The rise of human civilization was destined to give rise to the housecat. That’s one startling implication of a study published this week in Proceedings of the National Academy of Sciences. Eight feline bones found in an ancient Chinese village suggest that the advent of farming—the foundation of human civilization—was bound to attract wildcats, which would ultimately self-domesticate and become the world’s most popular pet.
The new study, which I covered for Science, concerns a 5,000-year-old village known as Quanhucun in central China. The people who lived there were early, but successful, millet farmers—and they had a pest problem. A team of archaeologists unearthed rodent burrows tunneled into grain storage pits and v-shaped ceramic vessels the size of giant flower vases, likely designed to keep stored grain out of the mouths of scavengers. To combat these invaders, the villagers appear to have turned to cats. The feline bones the researchers discovered at the site all contain specific signatures of carbon and nitrogen that suggest the cats ate grain-eating rodents.
In return, the villagers appear to have cared for the cats. A feline jawbone found at the site has significant wear on its teeth, indicating that it may have lived six or more years—quite elderly for the time. And that, in turn, suggests that someone was looking after it. The analysis of a bone belonging to a different cat indicates that the animal ate human food, another clue that these felines had become pets.
This isn’t the earliest example of cat-human cohabitation. That honor belongs to the 9,500-year-old remains of a cat found buried with a human on the Mediterranean island of Cyprus. The remains were discovered in the ruins of Shillourokambos, a very early farming village, and the feline was a descendant of the Near Eastern wildcat—the ancestor of today’s housecat. Based on this and other finds, researchers have long speculated that the following sequence of events led to the domestication of the cat: farming attracted rodents, rodents attracted wildcats, and wildcats became cats when villagers started caring for these pest-killing felines. The Quanhucun study provides the first hard evidence for this theory. I think the work hints at something even more remarkable, however: cats were destined to become our pets.
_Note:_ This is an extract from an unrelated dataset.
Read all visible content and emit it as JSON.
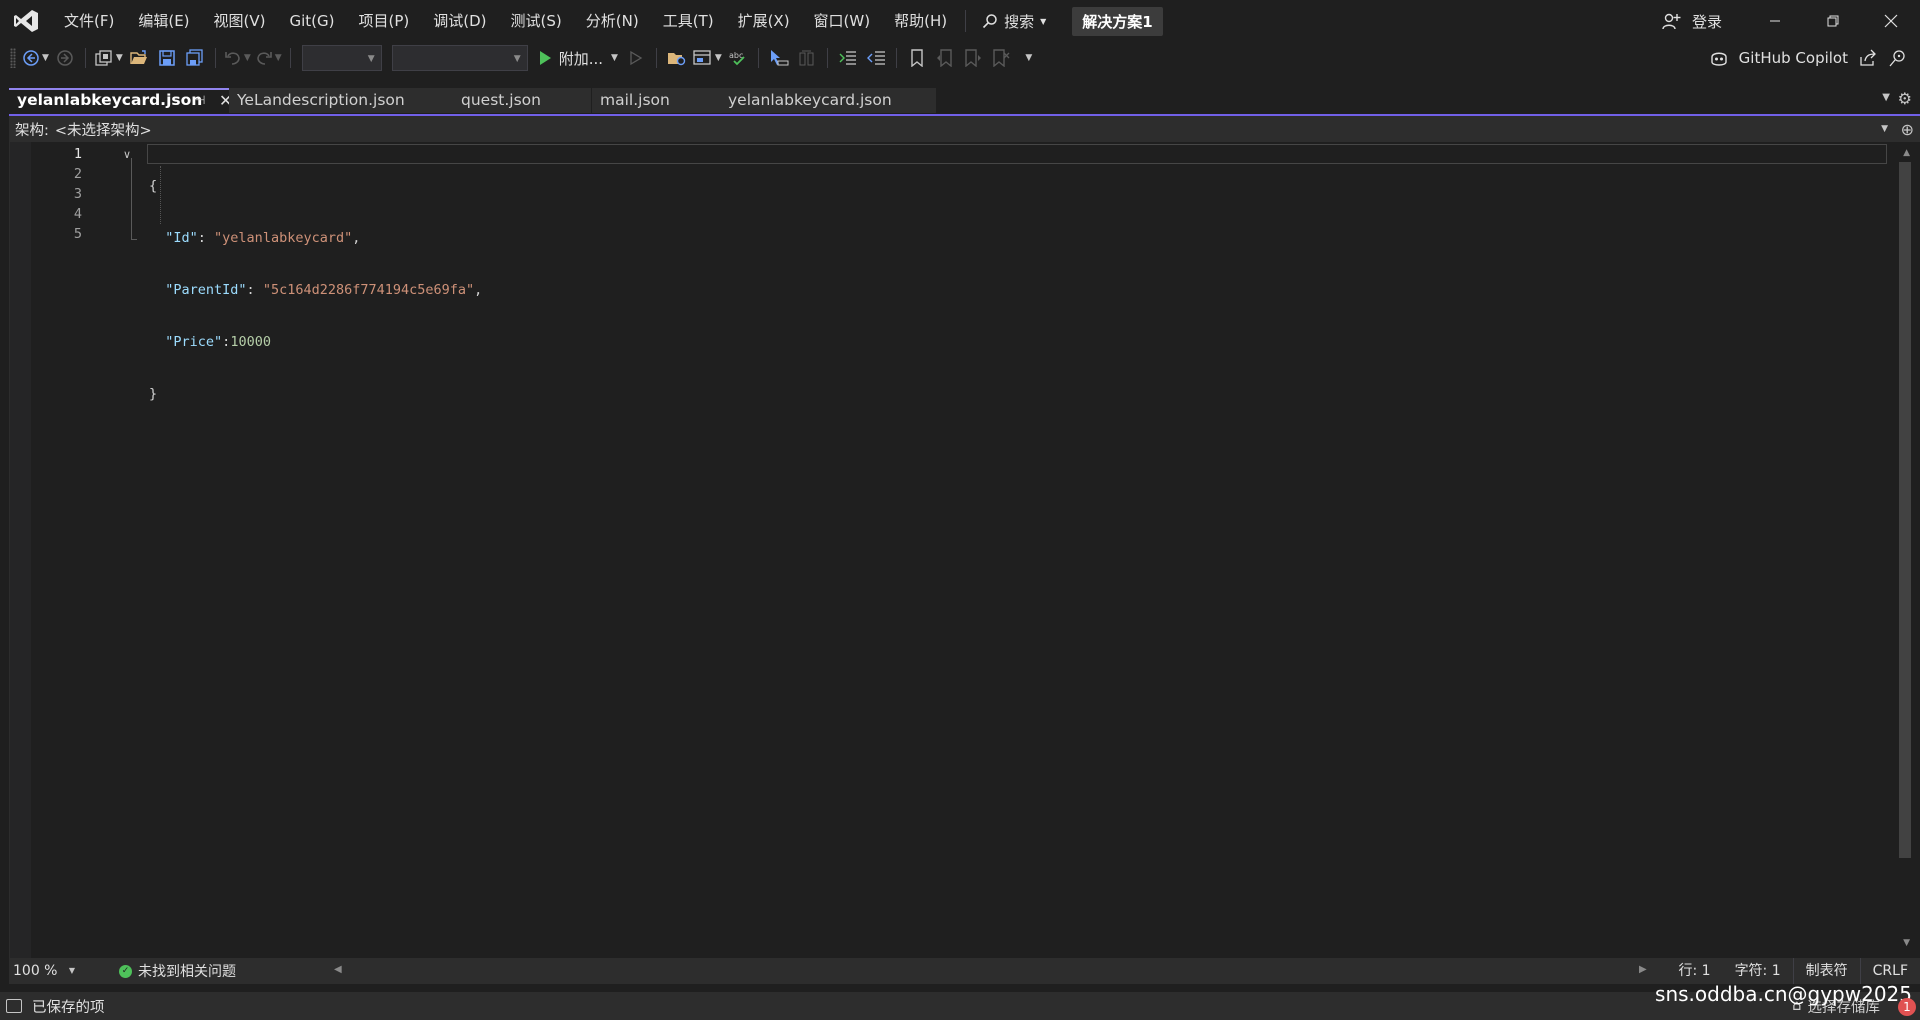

The idea has to do with the species of feline found at Quanhucun. That’s still an open question, but there are a couple of possibilities. One is that, like the Cyprus cat, the Quanhucun cats were domesticated or semi-domesticated descendants of the Near Eastern wildcat, and that they somehow made their way to China from the Mediterranean and surrounding regions, possibly via ancient trade routes. If so, the story of Quanhucun is less interesting, as the villagers would have played little role in the domestication of the cat. But it’s also possible that the Quanhucun cats were descendants of a different species of small feline, perhaps jungle cats or leopard cats, which are native to the area. If that’s the case, the villagers may have domesticated a new species of cat—though these animals would have eventually died out, as no trace of their unique DNA is present in today’s housecat.
And here’s the kicker: If cats were independently domesticated in both China and the Near East, it’s possible they were domesticated in other parts of the world as well. Any region that had both farming and a local species of wildcat could have given rise to domestic cats. The process was so natural, it was bound to happen. And because farming is the lynchpin of human civilization, human civilization was destined to give rise to the housecat.
Cats, it seems, were fated to be our pets.
December 22, 2013 at 1:42 pm
Chinese biologists and cat fanciers have long insisted that the Dragon Li breed was self-domesticated from F bieti (now recognised as a subspecies of F lybica). Mongrelisation with cats of Egyptian origin would have begun as cats moved along trade routes.
December 22, 2013 at 9:32 pm
Thanks for your comment Sarah! My understanding is that bieti is a subspecies of F. sylvestris. Interesting about the trade routes.